Grant Recipients Grants to Artists Visual Arts 2002

Paul Sietsema

A profile portrait of Paul Sietsema in front of a white background. He wears blue pants and a white shirt. Sitting down and resting his chin on his hand, he looks out a something beyond the frame of the image with a thoughtful expression on his face.

Artist Statement

Empire really evolved over a four-year period in which I created and lived in a sort of landscape of books, images, histories, etc. I suppose part of the idea was to use the landscape as the material of the piece. I had been interested in the idea that the purpose of an artwork is not to transmit information or meaning, but is rather to mediate or pattern information or meaning in a way that matches its cultural and temporal context. Creating a world out of images, books, ideas, histories allowed me to sort of mainline this, to construct a sort of boiled-down version or model, based on the sort of pre-packaged information different types of media provide. I ended up combining many patterns of information or meaning relating to specific histories, images, and bodies of knowledge to create a new structure based on the nature of their combination.

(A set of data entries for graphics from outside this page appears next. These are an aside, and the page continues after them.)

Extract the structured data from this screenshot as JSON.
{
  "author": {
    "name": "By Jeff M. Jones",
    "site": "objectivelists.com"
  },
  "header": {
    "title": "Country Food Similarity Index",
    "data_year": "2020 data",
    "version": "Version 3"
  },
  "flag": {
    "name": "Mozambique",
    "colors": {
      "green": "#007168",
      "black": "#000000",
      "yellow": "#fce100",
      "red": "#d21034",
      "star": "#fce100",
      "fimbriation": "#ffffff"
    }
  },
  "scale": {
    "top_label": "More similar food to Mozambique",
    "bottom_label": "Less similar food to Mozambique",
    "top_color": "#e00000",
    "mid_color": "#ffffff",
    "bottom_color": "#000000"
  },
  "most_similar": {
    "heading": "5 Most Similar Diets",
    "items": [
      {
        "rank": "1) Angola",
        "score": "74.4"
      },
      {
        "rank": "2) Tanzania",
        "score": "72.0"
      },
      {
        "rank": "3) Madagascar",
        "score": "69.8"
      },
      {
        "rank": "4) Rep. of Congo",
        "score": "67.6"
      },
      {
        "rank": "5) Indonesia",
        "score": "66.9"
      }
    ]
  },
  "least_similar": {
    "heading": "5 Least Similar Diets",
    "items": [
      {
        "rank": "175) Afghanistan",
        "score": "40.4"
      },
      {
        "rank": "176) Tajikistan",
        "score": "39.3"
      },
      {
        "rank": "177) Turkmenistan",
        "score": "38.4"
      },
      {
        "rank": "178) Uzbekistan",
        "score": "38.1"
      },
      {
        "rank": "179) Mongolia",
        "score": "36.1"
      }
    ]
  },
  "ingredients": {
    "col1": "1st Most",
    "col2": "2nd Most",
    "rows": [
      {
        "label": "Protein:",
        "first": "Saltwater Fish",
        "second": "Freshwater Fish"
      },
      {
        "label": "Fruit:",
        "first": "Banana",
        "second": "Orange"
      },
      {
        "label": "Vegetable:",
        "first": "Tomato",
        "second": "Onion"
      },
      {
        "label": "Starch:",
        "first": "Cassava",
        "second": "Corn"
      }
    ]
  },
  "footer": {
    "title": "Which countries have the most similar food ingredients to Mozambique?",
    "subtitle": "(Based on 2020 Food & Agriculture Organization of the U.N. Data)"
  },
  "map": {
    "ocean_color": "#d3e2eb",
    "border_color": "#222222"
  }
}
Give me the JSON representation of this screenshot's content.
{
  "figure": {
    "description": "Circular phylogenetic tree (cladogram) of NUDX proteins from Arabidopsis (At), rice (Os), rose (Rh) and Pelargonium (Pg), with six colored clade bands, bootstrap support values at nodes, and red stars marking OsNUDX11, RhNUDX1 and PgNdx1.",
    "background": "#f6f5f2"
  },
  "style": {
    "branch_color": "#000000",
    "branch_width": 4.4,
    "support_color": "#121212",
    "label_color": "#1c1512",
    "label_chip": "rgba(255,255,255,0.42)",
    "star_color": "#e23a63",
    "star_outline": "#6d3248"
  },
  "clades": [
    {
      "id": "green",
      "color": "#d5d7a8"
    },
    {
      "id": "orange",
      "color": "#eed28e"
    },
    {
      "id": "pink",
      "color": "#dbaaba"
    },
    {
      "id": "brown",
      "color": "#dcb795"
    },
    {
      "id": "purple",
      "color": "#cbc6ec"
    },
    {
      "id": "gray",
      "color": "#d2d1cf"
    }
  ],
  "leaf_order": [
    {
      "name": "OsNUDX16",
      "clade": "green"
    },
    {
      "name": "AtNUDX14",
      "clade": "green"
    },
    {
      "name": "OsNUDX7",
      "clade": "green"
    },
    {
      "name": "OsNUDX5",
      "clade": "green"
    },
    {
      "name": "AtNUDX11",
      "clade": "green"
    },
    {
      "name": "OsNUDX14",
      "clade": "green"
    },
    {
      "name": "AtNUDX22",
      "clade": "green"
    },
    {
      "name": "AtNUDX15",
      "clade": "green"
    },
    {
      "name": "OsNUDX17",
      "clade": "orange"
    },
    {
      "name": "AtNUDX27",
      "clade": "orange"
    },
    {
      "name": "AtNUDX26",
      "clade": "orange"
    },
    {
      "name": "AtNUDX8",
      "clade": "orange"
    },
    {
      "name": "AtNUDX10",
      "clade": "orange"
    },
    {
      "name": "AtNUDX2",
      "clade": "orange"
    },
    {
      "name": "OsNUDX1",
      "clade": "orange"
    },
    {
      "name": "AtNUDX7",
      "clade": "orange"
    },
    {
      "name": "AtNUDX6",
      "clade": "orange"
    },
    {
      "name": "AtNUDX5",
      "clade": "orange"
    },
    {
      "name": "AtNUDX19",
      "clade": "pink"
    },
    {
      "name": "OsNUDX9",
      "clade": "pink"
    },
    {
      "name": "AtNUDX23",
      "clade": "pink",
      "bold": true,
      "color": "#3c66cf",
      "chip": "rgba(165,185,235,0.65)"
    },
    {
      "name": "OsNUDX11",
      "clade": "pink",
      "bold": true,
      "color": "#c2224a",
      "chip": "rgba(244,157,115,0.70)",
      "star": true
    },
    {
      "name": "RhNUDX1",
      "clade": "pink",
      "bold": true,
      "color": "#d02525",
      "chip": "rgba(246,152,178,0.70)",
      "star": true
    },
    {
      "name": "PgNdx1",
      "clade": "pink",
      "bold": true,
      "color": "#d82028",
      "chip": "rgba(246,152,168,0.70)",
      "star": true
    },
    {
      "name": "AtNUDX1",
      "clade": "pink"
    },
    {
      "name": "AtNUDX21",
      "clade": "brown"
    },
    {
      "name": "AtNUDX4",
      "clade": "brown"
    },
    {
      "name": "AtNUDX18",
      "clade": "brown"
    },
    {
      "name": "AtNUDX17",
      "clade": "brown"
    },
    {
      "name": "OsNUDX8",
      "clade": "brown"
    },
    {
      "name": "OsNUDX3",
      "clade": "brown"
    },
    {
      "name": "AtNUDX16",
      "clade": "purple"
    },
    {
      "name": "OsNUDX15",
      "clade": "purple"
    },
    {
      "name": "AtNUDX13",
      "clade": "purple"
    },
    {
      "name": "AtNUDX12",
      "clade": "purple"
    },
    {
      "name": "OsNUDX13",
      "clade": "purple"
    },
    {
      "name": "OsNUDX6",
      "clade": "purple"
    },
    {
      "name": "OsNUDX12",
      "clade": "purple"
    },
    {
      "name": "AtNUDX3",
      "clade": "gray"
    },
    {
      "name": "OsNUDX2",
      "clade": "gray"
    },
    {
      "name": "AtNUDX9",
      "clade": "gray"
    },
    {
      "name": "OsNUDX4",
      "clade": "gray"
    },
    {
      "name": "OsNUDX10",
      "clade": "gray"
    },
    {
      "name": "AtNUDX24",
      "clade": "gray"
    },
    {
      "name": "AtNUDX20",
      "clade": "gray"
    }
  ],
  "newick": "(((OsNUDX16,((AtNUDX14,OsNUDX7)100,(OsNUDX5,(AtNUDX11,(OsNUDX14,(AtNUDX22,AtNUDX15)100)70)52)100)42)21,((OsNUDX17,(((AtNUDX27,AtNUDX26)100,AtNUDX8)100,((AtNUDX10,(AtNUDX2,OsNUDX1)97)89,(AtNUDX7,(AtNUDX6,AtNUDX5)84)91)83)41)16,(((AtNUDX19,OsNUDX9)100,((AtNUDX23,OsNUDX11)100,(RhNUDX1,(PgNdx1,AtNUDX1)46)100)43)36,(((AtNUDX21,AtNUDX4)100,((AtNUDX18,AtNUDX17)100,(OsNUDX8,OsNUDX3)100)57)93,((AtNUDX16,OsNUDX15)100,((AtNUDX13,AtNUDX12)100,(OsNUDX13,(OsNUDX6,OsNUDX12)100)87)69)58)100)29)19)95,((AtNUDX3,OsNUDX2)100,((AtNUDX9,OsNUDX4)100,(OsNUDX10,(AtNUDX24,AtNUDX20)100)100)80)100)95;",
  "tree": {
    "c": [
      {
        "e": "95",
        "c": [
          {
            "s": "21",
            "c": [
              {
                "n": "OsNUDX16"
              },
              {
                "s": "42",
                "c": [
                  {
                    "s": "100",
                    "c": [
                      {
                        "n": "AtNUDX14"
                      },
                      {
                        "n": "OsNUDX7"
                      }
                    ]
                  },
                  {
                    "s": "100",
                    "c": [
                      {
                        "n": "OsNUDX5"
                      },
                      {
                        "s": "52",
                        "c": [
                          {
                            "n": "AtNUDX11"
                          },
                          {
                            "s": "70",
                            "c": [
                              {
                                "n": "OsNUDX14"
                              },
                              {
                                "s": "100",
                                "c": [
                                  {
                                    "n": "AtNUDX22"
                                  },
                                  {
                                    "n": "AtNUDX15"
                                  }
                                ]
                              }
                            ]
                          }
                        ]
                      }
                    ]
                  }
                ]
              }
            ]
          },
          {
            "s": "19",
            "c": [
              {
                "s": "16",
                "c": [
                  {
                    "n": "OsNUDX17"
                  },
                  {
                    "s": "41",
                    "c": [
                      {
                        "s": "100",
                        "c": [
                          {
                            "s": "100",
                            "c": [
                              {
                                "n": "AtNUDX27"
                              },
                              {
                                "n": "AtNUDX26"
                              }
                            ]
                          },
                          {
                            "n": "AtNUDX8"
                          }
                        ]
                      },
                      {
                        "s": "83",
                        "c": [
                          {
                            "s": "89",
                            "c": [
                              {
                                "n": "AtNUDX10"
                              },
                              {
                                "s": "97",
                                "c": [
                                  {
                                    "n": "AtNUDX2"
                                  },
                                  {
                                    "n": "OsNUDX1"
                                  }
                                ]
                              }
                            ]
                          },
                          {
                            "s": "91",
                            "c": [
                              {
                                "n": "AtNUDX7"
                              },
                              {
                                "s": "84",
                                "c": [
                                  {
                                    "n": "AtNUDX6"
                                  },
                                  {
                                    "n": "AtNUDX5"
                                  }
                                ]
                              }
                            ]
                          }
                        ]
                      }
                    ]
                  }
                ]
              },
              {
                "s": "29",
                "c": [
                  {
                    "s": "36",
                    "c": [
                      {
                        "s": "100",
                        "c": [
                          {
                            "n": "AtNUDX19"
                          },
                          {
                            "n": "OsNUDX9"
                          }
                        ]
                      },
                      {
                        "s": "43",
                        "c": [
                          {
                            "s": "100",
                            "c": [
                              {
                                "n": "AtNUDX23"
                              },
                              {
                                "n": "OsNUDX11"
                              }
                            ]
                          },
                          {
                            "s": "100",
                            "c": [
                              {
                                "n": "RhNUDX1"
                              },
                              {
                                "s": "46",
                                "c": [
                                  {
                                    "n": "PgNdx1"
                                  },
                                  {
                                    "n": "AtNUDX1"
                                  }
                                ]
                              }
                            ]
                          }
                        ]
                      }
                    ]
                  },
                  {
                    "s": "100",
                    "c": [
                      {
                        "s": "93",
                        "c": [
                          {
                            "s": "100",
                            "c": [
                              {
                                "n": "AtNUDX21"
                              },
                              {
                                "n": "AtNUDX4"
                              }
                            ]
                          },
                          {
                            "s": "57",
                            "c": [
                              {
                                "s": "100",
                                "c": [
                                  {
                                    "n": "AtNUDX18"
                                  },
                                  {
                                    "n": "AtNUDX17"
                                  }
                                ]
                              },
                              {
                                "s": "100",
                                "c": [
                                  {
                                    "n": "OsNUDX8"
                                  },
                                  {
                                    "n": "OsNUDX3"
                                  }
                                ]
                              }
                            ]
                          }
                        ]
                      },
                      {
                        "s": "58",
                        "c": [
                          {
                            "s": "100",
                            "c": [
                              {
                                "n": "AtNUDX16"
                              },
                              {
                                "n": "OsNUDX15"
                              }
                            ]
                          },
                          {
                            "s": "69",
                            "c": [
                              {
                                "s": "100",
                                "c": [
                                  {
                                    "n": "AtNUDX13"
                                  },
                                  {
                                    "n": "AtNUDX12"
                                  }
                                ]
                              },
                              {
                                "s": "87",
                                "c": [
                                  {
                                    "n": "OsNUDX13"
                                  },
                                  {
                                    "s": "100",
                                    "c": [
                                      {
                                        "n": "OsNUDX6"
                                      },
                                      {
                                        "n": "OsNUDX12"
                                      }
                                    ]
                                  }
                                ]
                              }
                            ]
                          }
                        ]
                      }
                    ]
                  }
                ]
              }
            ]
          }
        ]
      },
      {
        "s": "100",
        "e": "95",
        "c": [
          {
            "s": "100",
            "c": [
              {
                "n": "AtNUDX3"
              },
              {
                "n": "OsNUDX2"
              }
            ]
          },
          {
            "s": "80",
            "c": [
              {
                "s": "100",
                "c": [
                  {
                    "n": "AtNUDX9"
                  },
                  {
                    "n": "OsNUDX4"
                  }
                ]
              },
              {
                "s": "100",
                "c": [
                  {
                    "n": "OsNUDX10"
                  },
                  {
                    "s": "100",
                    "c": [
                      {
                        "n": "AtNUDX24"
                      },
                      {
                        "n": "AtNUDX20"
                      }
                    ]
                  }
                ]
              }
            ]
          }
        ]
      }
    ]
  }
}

In doing so I think an environment was created in which linear time was unimportant.

- 2003

Biography

Paul Sietsema uses photographs and other objects that reference specific bodies of knowledge as starting points for his carefully crafted drawings and sculptures, which he then films. His films arrange and compare the original images and objects—and the ideas, information and knowledge associated with them—in ways that combine with the artist's practice of working in different media at each stage of his projects to explore how imagery and material affect our understanding of culture and history.

During his 2002 Grants to Artists award period, Sietsema completed Empire, a 16mm film that is screened as a looped projection, and exhibited it at the Whitney Museum of American Art. For Empire, Sietsema created and filmed models of interiors, including one based on the art critic Clement Greenberg's living room.

Since receiving his 2002 FCPA grant, Sietsema has had solo exhibitions at the Museum of Contemporary Art in Chicago, the Wexner Center for the Arts in Columbus, the Kunsthalle Basel, the Museo Nacional Centro de Arte Reina Sofía in Madrid, the Museum of Modern Art in New York, and the San Francisco Museum of Modern Art. Monographs on Sietsema's work have been published by the Kunsthalle Basel, the Wexner Center for the Arts, The Museum of Modern Art, and the Whitney Museum of American Art. An artist's book focusing on the film At the hour of tea was published in 2014 by Rite Editions in San Francisco and Sternberg Press in Berlin. In 2015, Seven Films by Paul Sietsema, about Sietsema's films from the past twelve years, was published by Mousse Publishing in Milan.

Subsequent to the 2002 Grants to Artists award, Sietsema was awarded a 2005 John Simon Guggenheim Memorial Foundation Fellowship, a Wexner Center Residency Award in 2010, and he was a DAAD Berlin Artist-in-Residence in 2008. Sietsema is represented by Matthew Marks Gallery.

The artist earned his B.A. from University of California, Berkeley in 1992 and his M.F.A. from University of California, Los Angeles in 1999.

An orange hued image of a living room interior. On the left there is a couch and a big glass coffee table. On the right, a large painting of a circle hangs on the wall.
Still from FCPA-supported Empire, 2002, 16mm film, 24:00 minutes.
A black and white image of decorative wall panels forming a semi circle.
Still from FCPA-supported Empire, 2002, 16mm film, 24:00 minutes.
A black and white image of a decorative ceiling with panels of paintings and a chandelier.
Still from FCPA-supported Empire, 2002, 16mm film, 24:00 minutes.
A magazine page of a photograph of the interior of a house on the left and text on the right. Rainbow colored outlines of differently sized squares are overlayed on top. A small rectangle is cut out of the text and a multicolored angled line emanates from the bottom of the rectangle and leads to a small black and white image of a house beside a mountain.
Motherwell's Room, 2001, pen, pencil, gouache, adhesive tape, and collage on magazine page, 16" x 23 1/2".